Fallback fraud refers to dollar losses resulting from would-be EMV payments resorting to the credit or debit card’s back-up magnetic stripe because of a problem with the chip. Such transactions typically occur when the fraudster damages the chip, covers it with clear film, or otherwise renders it inoperable.

That forces the point-of-sale terminal to read the card’s mag stripe, which likely has been counterfeited. Incorrect insertion of an EMV card into a POS terminal occasionally initiates a fallback transaction, too.

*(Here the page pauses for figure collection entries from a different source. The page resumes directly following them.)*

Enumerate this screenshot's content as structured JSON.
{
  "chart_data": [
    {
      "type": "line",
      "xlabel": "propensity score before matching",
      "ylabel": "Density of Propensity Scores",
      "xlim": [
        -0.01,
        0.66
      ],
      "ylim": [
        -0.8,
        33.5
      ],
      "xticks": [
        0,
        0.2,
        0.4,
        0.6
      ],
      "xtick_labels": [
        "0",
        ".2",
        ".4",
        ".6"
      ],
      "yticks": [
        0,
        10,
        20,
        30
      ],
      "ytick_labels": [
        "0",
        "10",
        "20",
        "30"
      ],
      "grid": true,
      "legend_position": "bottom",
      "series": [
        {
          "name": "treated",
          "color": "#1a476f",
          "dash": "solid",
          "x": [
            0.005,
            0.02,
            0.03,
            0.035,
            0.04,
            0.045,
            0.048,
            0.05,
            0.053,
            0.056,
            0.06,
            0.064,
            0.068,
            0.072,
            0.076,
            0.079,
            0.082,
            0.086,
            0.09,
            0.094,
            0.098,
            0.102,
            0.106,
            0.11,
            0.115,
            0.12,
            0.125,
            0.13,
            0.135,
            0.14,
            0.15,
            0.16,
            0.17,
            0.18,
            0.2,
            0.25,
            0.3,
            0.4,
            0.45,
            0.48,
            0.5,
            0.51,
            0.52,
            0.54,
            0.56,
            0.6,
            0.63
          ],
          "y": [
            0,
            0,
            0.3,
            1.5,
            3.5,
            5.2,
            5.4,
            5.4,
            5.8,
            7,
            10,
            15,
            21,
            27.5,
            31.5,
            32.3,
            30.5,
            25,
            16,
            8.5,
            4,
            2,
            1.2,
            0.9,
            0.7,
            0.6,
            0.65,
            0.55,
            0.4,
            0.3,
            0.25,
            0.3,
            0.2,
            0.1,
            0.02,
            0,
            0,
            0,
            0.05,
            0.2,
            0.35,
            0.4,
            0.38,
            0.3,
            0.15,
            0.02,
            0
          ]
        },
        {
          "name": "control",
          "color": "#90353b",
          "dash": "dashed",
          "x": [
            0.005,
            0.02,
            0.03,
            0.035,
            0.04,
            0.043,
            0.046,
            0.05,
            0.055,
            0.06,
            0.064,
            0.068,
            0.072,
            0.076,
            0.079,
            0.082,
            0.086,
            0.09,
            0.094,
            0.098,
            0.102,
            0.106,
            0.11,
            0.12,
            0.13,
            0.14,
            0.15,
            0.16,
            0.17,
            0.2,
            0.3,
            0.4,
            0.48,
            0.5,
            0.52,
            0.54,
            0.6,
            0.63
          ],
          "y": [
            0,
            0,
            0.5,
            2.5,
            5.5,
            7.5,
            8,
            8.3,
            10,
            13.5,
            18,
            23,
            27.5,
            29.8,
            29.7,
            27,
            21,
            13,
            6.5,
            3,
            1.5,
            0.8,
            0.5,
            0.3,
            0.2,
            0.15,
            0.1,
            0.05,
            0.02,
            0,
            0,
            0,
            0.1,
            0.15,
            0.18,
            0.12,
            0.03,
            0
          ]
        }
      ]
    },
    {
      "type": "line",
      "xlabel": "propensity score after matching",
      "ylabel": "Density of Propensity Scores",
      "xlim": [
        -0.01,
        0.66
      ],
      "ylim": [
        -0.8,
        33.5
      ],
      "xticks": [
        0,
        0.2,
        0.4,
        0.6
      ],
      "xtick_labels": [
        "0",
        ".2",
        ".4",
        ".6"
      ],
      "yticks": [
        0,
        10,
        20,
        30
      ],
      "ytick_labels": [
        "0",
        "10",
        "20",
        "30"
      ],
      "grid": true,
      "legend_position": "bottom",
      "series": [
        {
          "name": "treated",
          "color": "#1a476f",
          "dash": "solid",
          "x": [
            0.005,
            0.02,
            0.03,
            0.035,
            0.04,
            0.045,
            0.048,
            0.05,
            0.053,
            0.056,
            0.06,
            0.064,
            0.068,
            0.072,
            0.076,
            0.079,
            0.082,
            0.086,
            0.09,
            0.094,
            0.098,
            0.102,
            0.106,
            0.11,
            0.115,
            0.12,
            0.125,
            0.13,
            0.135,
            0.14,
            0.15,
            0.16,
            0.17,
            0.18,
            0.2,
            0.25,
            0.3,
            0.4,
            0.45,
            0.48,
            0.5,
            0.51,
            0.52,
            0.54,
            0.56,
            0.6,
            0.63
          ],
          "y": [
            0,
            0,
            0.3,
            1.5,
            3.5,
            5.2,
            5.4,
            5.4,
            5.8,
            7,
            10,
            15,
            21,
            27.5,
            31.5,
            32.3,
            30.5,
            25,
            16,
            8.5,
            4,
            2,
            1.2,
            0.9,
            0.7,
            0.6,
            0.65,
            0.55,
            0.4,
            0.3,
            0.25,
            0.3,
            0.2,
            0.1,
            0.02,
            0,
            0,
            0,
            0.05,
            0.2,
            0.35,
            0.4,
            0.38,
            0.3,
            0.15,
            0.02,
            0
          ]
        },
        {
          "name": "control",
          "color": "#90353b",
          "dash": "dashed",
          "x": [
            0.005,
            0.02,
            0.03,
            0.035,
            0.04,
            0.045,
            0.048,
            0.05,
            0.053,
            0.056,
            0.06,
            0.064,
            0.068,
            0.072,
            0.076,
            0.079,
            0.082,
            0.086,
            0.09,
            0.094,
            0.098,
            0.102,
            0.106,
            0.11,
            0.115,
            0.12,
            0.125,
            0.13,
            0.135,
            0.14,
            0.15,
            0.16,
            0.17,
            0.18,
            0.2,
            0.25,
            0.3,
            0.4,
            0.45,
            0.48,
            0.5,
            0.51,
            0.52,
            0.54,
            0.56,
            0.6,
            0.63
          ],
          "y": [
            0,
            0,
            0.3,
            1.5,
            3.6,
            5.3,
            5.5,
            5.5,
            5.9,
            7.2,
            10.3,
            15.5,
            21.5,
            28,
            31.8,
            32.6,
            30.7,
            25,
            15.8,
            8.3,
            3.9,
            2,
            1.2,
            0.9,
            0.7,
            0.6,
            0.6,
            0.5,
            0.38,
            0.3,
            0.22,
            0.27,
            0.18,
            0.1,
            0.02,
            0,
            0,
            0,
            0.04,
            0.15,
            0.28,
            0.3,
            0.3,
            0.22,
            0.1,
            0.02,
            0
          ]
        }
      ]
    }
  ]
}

In 2017, fallback fraud made up more than 20% of counterfeit fraud and 4.5% of total credit card fraud, according New York City-based ACG’s Card Fraud Control Benchmark Study released in November. Fraud was rising even as fallback transactions, including legitimate transactions, made up less than 2% of overall purchase authorizations, ACG reports.

But in 2018’s second quarter, fallback fraud made up just 11.5% of counterfeit fraud and 3.2% of total credit card fraud, respective declines of 45% and 30% year-over-year, according to ACG.

Auriemma gets its data from its quarterly Fraud Control Roundtables with representatives of 34 financial institutions, including 14 of the 15 largest U.S. credit card issuers, says Ira Goldman, senior director of the Roundtables operation. The firm also collects fraud data from issuers through monthly and quarterly surveys.

Fallback fraud is an activity that typically comes and goes fairly quickly after a nation converts to EMV chip card payments, though it has stuck around longer than usual in the United States, ACG said. But issuers are getting smarter about identifying and thwarting it, according to Goldman.

“They’re looking at dollar amounts, they’re looking at velocity thresholds [the number of transactions in a given time period], any sort of prior fallback activity on the same account,” Goldman says.

Fraudsters often try to get the most bang for their buck by trying to buy TVs and other pricey consumer electronics goods, thus issuers’ increased emphasis on dollar limits on fallback transactions. “The fraudster is looking to purchase an expensive item,” says Goldman.

Issuers also are looking more closely at fallback history as they try to sort the good from the bad. “There are legitimate fallback transactions,” he notes.

Banks that have implemented new fallback-fraud policies are reporting minimal disruption to customers, according to Auriemma. Fallback transactions and declines fell 12.6% and 20% year-over-year, respectively, the firm reported.